For these reasons, you can only imagine our surprise when our home sold in four days flat! I'm a lover of spiritual consolations, so when the house sold on St. Philomena's feast day - the saint whom we honored at our wedding and named our daughter after - I knew it was Divine Providence. God is never ironic!

However, we hadn't purchased a place yet, and in the following weeks virtually everything available in our price range disappeared. As the packing intensified, our prospects grew thinner. Our closing date crept closer, the baby belly grew larger, and our novenas grew more persistent. Rental options were non-existent, and the hotels cost a fortune. We had four kids with one on the way and no house to move into.

We literally went door-to-door asking people if they'd be willing to sell their house to us. One particular house was located next to my parents. We knocked on her door and asked if she would consider selling. Believe it or not, the neighbor agreed to sell us her house, and things got lined up with a bank. We were four weeks away from our closing date and seven months pregnant when the neighbor called to say she changed her mind! Maybe that home wasn't the Lord's will for us.

Frazzled, I fell to my knees beside our bed and prayed, "I can't take it anymore, Lord. We must have a sign showing us where we are supposed to be within three days."

Three days later, my grandmother came over and brought me a novena card with an image of St. Faustina on it. Unbeknownst to both of us, it happened to be Oct. 5, the Feast of St. Faustina, Apostle of Divine Mercy. We desperately needed some mercy!

The following morning, our son Max came into our bedroom with yet a different St. Faustina holy card "asking for graces in special needs." He handed it to me, and I realized we were being prompted to trust more.

Tom and I prayed these novenas with the family and continued to look at houses only to find absolutely nothing. Our closing date was a week away, and I was due in a month. Our belongings sat in a storage facility, and we were living out of backpacks, waiting, praying, trying to trust. To say tensions were high would be an understatement!

Finally, on Friday, Oct. 7, the Feast of Our Lady of the Rosary, we packed our kids up and went to morning Mass. We had nothing left in us but to sit before the Eucharist begging. The priest's homily was about the Rosary "changing the winds" and changing hearts in the Battle of Lepanto. He urged the congregation to keep persisting and praying the Rosary. The rest of that day something inside me kept insisting that if the Rosary could change the tide of an enormous battle, then surely the Rosary could change our circumstances, too!

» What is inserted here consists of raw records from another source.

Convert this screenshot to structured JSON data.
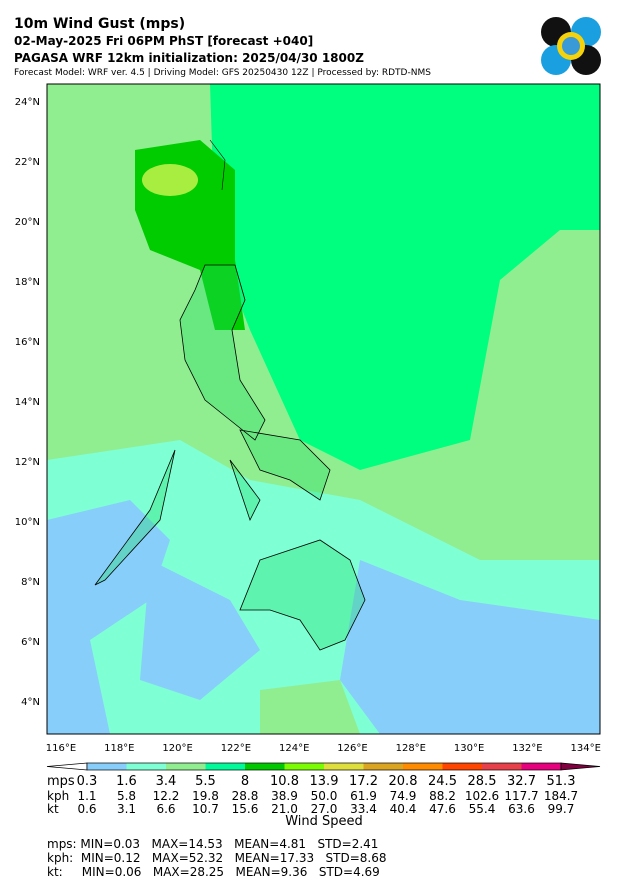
{
  "header": {
    "title": "10m Wind Gust (mps)",
    "subtitle": "02-May-2025 Fri 06PM PhST [forecast +040]",
    "initialization": "PAGASA WRF 12km initialization: 2025/04/30 1800Z",
    "info": "Forecast Model: WRF ver. 4.5 | Driving Model: GFS 20250430 12Z | Processed by: RDTD-NMS"
  },
  "map": {
    "lat_labels": [
      "24°N",
      "22°N",
      "20°N",
      "18°N",
      "16°N",
      "14°N",
      "12°N",
      "10°N",
      "8°N",
      "6°N",
      "4°N"
    ],
    "lon_labels": [
      "116°E",
      "118°E",
      "120°E",
      "122°E",
      "124°E",
      "126°E",
      "128°E",
      "130°E",
      "132°E",
      "134°E"
    ]
  },
  "colorbar": {
    "label": "Wind Speed",
    "colors": [
      "#87cefa",
      "#7fffd4",
      "#90ee90",
      "#00fa9a",
      "#00c800",
      "#7cfc00",
      "#dede3c",
      "#daa520",
      "#ff8c00",
      "#ff4500",
      "#e8404a",
      "#e6007e"
    ],
    "under_color": "#ffffff",
    "over_color": "#800040",
    "rows": [
      {
        "unit": "mps",
        "values": [
          "0.3",
          "1.6",
          "3.4",
          "5.5",
          "8",
          "10.8",
          "13.9",
          "17.2",
          "20.8",
          "24.5",
          "28.5",
          "32.7",
          "51.3"
        ]
      },
      {
        "unit": "kph",
        "values": [
          "1.1",
          "5.8",
          "12.2",
          "19.8",
          "28.8",
          "38.9",
          "50.0",
          "61.9",
          "74.9",
          "88.2",
          "102.6",
          "117.7",
          "184.7"
        ]
      },
      {
        "unit": "kt",
        "values": [
          "0.6",
          "3.1",
          "6.6",
          "10.7",
          "15.6",
          "21.0",
          "27.0",
          "33.4",
          "40.4",
          "47.6",
          "55.4",
          "63.6",
          "99.7"
        ]
      }
    ]
  },
  "stats": [
    "mps: MIN=0.03   MAX=14.53   MEAN=4.81   STD=2.41",
    "kph:  MIN=0.12   MAX=52.32   MEAN=17.33   STD=8.68",
    "kt:     MIN=0.06   MAX=28.25   MEAN=9.36   STD=4.69"
  ]
}
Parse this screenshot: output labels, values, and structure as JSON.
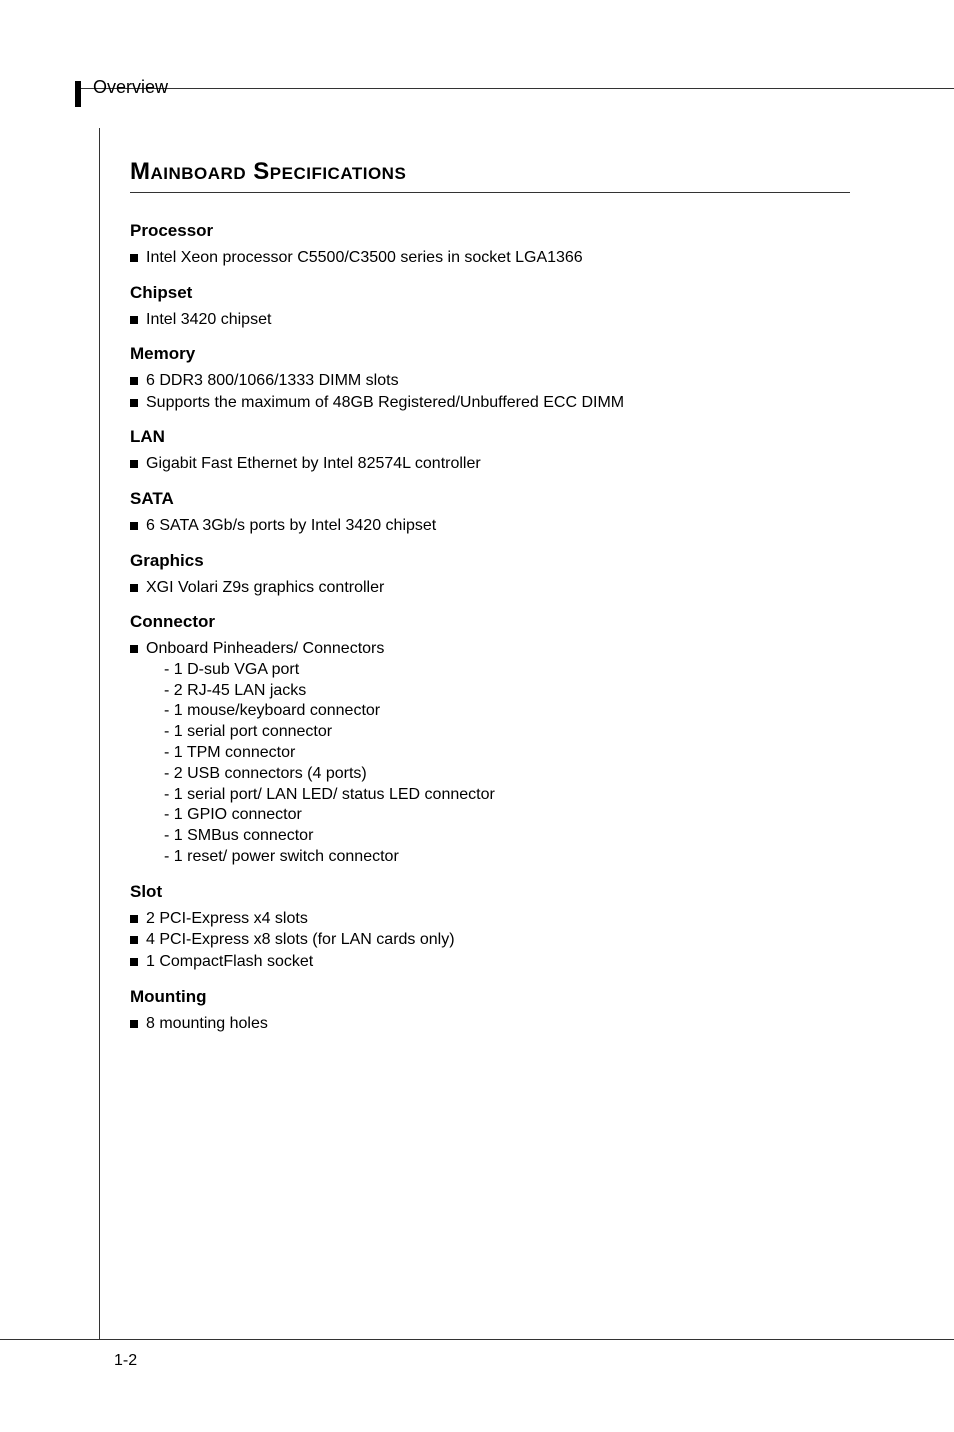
{
  "colors": {
    "background": "#ffffff",
    "text": "#000000",
    "rule": "#333333",
    "bullet": "#000000"
  },
  "typography": {
    "body_font": "Arial, Helvetica, sans-serif",
    "title_size_pt": 18,
    "section_head_size_pt": 13,
    "body_size_pt": 12
  },
  "header": {
    "label": "Overview"
  },
  "title": "Mainboard Specifications",
  "sections": [
    {
      "head": "Processor",
      "bullets": [
        "Intel Xeon processor C5500/C3500 series in socket LGA1366"
      ]
    },
    {
      "head": "Chipset",
      "bullets": [
        "Intel 3420 chipset"
      ]
    },
    {
      "head": "Memory",
      "bullets": [
        "6 DDR3 800/1066/1333 DIMM slots",
        "Supports the maximum of 48GB Registered/Unbuffered ECC DIMM"
      ]
    },
    {
      "head": "LAN",
      "bullets": [
        "Gigabit Fast Ethernet by Intel 82574L controller"
      ]
    },
    {
      "head": "SATA",
      "bullets": [
        "6 SATA 3Gb/s ports by Intel 3420 chipset"
      ]
    },
    {
      "head": "Graphics",
      "bullets": [
        "XGI Volari Z9s graphics controller"
      ]
    },
    {
      "head": "Connector",
      "bullets": [
        "Onboard Pinheaders/ Connectors"
      ],
      "sub": [
        "-  1 D-sub VGA port",
        "-  2 RJ-45 LAN jacks",
        "-  1 mouse/keyboard connector",
        "-  1 serial port connector",
        "-  1 TPM connector",
        "-  2 USB connectors (4 ports)",
        "-  1 serial port/ LAN LED/ status LED connector",
        "-  1 GPIO connector",
        "-  1 SMBus connector",
        "-  1 reset/ power switch connector"
      ]
    },
    {
      "head": "Slot",
      "bullets": [
        "2 PCI-Express x4 slots",
        "4 PCI-Express x8 slots (for LAN cards only)",
        "1 CompactFlash socket"
      ]
    },
    {
      "head": "Mounting",
      "bullets": [
        "8 mounting holes"
      ]
    }
  ],
  "page_number": "1-2"
}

With renewed trust in God's Providence, we called up the neighbor of my parents and asked her to reconsider. Tom offered a little more than our original price. After he hung up, we spent the rest of the day praying six Rosaries. It was part of a rush Rosary novena. Yes, we prayed nine Rosaries for a change of heart. Two days later, when we finished the ninth Rosary, the neighbor called us back accepting our offer! Saint Faustina had prompted us to trust. She led us straight to Our Lady, and then a miracle happened. Truly no battle is too small or unworthy of the power of the Rosary!